The Quality of Speed

In our first blog post “Big Data: fear and challenge” we wrote about the habit to store data with very detailed metadata. It is rooted in the hesitation to throw away what might be of use in future. This could be for in-depth analysis at later stage, compliance, legal defense or simple inspection/reference.

All valid reasons which come at a cost, which needs to be balanced with a benefit that is beyond emotion. As we pointed out in our earlier blog, it boils down to what choices are made and what responsibilities we as individuals, or as a community are willing to carry.

Speed or quality?

Today’s topic carries a seemingly similar theme: reluctance to move to high-speed methods for data processing, caused by a perceived implicit choice between speed and quality. This is based on the hypothesis that thorough data processing takes time, and a dramatic speed increase requires one to be more shallow.

Let’s take a deeper look at the topic. As we moved through time, we have been presented with new technologies that, even though been met with resistance at first, changed the shape of our society completely.

Each and every of these technological changes carries at least two elements: speed increase and size reduction. Consider the Personal Computer, video processing, telecommunication, medical equipment, sequencers or the Internet of Things (IoT). The common theme is: we create faster and smaller devices, we produce more data, and when we start using this data, we get better understanding because we learn quicker and more comprehensively.

Looking back, nobody would argue that the quality of video processing of ten years ago was higher than today. Here we hit the sweet spot of our topic. The increase in quality of video processing is a direct consequence of an increase in speed and a reduction in size of data and devices. In every field, bringing such new technology within reach of a growing community starts an avalanche of innovation and cost reduction. As a result, the medium is now accessible and usable by a large audience producing and sharing more images and videos than ever before … and with unparalleled quality.

A different perspective

In the genomics data processing community we still see the overriding perception that any data processing speed increase of one or two orders can only be achieved by cutting corners (resulting in quality reduction), or plain old-fashioned hardware acceleration. This perception is wrong. Let me explain why:

  1. As this industry is still in its infancy, many tools originate from content experts. These have different roots and a completely different approach than the computer experts who work in e.g. video processing or gaming industries. They are generally known as the geeks that turn every byte and bit around to extract maximum user experience from the available electronics. As the genomics industry is growing, new companies start looking at the original problems from a different perspective and find ways to mobilize the full potential of modern processors and provide solutions which are as good or better and much, much faster. Bottom line: the power was already there, we just had not found the way to go full throttle. The gaming industry as an example has grown way and way beyond the ‘geek’ image, so it’s not a bad thing.
  2. With higher speed, processing can be done on larger and more diverse datasets, yielding more accurate results. For example, one project in the Netherlands required mapping of plant data for which no one-to-one reference existed. Although there were a series of references, it was not known which was the best one to choose. Because of available speed, a selection of the data set was run against ALL available references. Why Choose? Based on coverage metrics, the reference closest to the sample-set was selected and all samples where mapped against this reference. It is clear that a reference, which is closer to the data set, will give a higher quality result with fewer false positives when it comes to variant selection and association studies.
  3. When I spoke with people of the VU University in Amsterdam, the topic of speed was explored along another quality dimension. They explained that getting a genetic ‘tissue test result’ in 30 minutes (note that this includes preparation, sequencing and data processing), would already position this diagnosis within the bounds of a surgery window. In other words, a surgeon can make an immediate decision concerning the scope of an operation based on the genetic profile of the tested tissue.
  4. When analysis capabilities, fuelled by increased speed and footprint reduction, becomes available to a much wider user group, the shared learning of the empowered parallel brains of the community will yield more insights and increase the overall quality of, in this case, the diagnostic result.

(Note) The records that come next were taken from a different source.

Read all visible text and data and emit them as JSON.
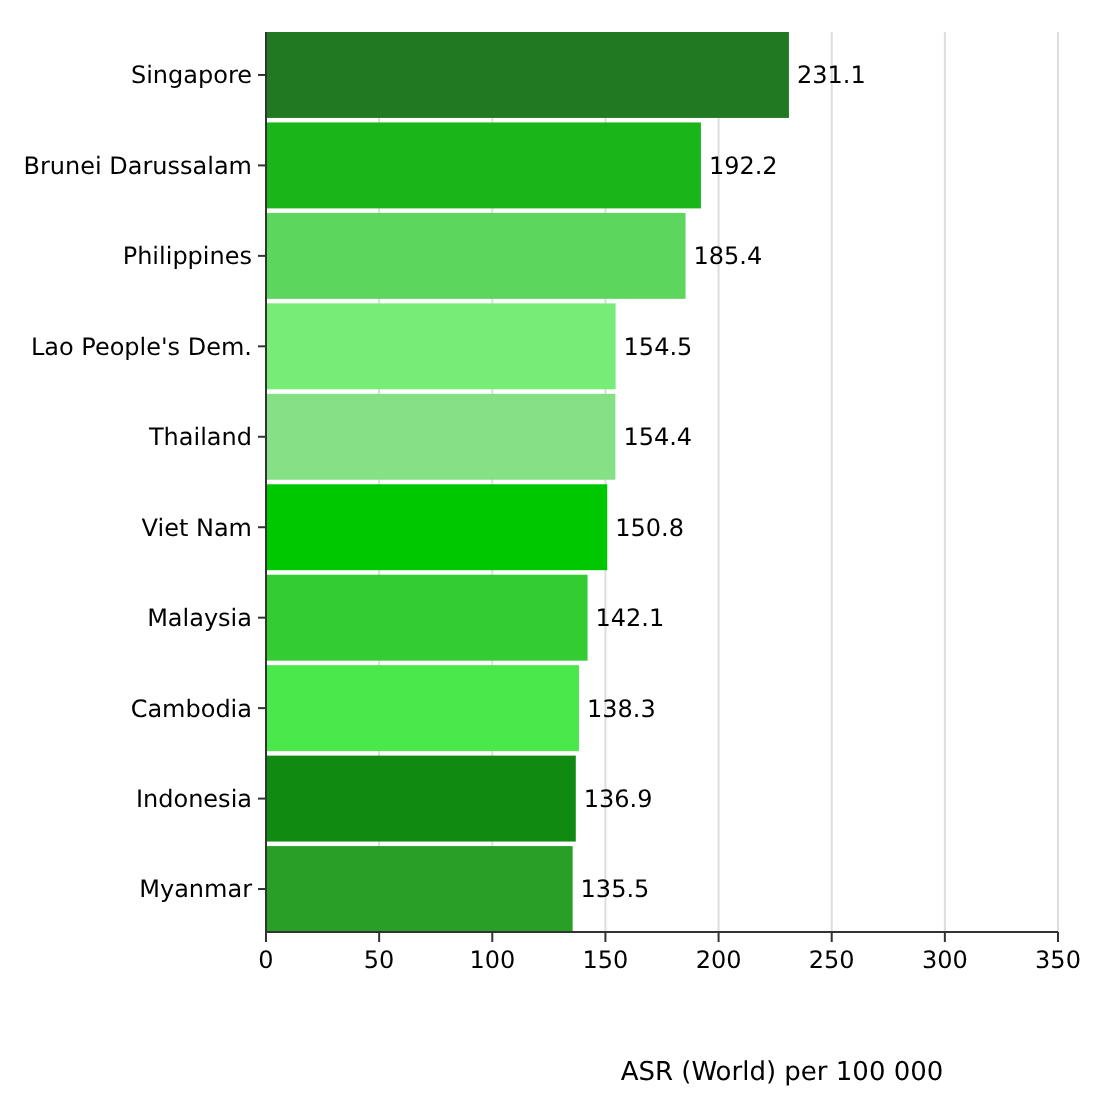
{
  "chart_data": {
    "type": "bar",
    "orientation": "horizontal",
    "xlabel": "ASR (World) per 100 000",
    "categories": [
      "Singapore",
      "Brunei Darussalam",
      "Philippines",
      "Lao People's Dem.",
      "Thailand",
      "Viet Nam",
      "Malaysia",
      "Cambodia",
      "Indonesia",
      "Myanmar"
    ],
    "values": [
      231.1,
      192.2,
      185.4,
      154.5,
      154.4,
      150.8,
      142.1,
      138.3,
      136.9,
      135.5
    ],
    "colors": [
      "#217a21",
      "#19b519",
      "#5cd65c",
      "#77ec77",
      "#86e086",
      "#00c800",
      "#33cc33",
      "#4ae84a",
      "#108a10",
      "#28a028"
    ],
    "xlim": [
      0,
      350
    ],
    "xticks": [
      0,
      50,
      100,
      150,
      200,
      250,
      300,
      350
    ],
    "grid": "x",
    "data_labels": true
  }
}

The above argument links the speed component to an increase in quality, and voids the perception that a massive increase in speed can only be achieved by cutting corners and thus reduces the output quality.

Too early for fixation

In essence it has been proven that the modern (Intel) processor capacity is no longer the limiting factor for genomics data processing. The main issue is bandwidth and data footprint. This brings us to the topic of hardware acceleration. When we speak about this with people in the industry we hear the common opinion that hardware accelerated processing of genomics data is still too early.

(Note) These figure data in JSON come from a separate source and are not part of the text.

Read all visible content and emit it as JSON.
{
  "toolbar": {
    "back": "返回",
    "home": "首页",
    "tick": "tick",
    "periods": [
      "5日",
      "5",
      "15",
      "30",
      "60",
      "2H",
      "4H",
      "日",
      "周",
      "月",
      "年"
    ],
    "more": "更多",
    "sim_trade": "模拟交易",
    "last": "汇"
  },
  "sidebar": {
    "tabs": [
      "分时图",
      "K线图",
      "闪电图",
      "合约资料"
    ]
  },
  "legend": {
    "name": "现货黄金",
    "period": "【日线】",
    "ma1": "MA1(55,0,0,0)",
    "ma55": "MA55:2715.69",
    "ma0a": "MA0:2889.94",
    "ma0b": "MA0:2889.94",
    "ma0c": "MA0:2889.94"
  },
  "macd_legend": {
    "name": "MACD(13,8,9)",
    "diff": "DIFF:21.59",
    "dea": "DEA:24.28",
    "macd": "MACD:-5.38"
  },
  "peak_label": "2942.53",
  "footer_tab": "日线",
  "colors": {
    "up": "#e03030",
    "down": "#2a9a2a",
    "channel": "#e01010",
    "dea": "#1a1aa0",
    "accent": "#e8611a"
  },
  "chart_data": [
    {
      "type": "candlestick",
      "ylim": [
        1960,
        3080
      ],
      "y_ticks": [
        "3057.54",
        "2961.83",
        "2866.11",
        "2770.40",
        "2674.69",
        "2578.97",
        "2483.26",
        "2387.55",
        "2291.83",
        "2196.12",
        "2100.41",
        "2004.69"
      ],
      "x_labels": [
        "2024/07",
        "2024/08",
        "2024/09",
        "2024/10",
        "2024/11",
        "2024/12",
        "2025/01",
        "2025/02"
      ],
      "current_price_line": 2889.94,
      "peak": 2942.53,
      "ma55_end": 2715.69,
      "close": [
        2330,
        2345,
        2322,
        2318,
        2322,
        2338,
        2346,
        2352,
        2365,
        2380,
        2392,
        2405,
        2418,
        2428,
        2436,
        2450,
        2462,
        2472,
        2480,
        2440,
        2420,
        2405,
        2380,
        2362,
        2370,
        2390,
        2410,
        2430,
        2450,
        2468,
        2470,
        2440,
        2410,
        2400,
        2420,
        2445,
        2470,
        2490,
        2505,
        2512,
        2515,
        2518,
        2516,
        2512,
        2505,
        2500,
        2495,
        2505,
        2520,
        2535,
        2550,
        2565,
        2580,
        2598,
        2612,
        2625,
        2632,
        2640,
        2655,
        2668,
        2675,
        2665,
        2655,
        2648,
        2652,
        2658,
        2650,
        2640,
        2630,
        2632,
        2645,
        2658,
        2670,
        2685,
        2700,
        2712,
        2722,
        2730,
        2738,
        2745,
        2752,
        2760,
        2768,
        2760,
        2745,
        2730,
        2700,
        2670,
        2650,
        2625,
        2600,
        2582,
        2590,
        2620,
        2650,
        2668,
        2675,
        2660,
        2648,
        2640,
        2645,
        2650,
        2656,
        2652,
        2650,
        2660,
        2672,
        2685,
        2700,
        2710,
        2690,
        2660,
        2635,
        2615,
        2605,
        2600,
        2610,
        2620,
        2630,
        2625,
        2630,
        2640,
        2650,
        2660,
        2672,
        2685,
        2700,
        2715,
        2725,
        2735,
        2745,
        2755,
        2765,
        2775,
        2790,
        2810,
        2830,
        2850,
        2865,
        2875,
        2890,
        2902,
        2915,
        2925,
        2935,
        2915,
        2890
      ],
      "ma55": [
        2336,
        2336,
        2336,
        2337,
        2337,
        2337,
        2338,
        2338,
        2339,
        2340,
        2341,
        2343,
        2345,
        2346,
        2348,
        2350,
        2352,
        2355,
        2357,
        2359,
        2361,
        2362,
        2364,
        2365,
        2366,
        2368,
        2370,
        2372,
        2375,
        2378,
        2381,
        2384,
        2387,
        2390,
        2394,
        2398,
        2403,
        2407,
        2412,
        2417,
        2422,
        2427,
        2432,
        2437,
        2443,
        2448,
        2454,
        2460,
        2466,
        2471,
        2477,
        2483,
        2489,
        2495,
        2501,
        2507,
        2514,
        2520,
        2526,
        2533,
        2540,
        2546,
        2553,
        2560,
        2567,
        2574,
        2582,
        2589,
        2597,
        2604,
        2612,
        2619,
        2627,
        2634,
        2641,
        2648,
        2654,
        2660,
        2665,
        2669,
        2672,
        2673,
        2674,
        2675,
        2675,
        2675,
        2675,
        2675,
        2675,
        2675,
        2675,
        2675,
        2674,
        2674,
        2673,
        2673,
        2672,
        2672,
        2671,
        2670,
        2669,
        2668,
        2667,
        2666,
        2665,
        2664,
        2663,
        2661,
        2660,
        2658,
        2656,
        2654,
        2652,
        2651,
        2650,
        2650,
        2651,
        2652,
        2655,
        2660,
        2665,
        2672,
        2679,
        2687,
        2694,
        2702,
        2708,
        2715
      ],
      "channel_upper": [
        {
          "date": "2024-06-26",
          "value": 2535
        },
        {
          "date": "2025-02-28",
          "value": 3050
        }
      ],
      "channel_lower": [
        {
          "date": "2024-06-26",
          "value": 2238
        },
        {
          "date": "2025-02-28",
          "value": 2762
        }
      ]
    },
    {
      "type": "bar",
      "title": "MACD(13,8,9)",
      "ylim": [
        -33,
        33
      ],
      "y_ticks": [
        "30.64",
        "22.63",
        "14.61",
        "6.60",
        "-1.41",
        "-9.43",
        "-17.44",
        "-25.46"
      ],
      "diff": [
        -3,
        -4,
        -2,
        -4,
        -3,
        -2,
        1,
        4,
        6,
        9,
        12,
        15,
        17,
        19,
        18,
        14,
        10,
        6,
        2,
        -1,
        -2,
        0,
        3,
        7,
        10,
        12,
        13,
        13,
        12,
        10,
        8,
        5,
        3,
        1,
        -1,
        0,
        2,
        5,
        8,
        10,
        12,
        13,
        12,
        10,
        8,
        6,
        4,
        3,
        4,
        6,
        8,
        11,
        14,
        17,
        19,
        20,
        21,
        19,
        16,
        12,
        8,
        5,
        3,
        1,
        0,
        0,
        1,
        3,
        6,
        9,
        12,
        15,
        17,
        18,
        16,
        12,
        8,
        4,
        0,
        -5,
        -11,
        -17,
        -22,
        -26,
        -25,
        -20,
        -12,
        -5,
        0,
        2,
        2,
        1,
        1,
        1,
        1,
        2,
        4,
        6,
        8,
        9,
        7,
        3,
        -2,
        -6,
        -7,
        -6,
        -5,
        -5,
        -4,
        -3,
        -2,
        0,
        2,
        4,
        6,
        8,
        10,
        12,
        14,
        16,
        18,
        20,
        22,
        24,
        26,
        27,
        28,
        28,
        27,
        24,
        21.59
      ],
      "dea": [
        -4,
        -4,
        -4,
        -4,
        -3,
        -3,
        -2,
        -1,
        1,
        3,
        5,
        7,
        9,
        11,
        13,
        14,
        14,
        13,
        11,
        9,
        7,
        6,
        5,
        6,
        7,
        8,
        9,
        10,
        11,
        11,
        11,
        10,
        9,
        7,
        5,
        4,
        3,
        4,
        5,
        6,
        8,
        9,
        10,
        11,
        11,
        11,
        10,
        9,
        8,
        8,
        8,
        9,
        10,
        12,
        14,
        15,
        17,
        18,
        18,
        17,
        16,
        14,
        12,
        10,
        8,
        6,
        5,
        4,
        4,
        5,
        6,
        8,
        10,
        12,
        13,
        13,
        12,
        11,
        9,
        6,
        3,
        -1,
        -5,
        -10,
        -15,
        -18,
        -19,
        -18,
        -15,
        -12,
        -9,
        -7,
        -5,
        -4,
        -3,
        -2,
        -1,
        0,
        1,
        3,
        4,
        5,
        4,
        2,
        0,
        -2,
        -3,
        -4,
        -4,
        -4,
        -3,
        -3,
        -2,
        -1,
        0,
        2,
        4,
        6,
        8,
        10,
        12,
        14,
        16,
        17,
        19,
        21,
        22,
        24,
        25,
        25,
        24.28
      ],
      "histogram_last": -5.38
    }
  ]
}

Again, in analogy to video processing, specific hardware devices will become a solution when this field has reached a higher level of maturity such as happened when mpeg-x became widely adopted and energy and heat requirements fueled the creation of small devices.

Yet, as times have changed, it is only common sense to have all the goodies directly connected to the memory highway and integrated in one commodity processor to maintain the agility of software till the field becomes more settled.

Finally

In conclusion of the line of thought of today, I want to emphasize again that major changes in society have been triggered and accelerated by dramatic speed increases and size reductions in any field. Quality as a function of these two components has always gone up, while cost is driven down. So pushing the speed envelope in genetics will contribute to economical health in a health economy.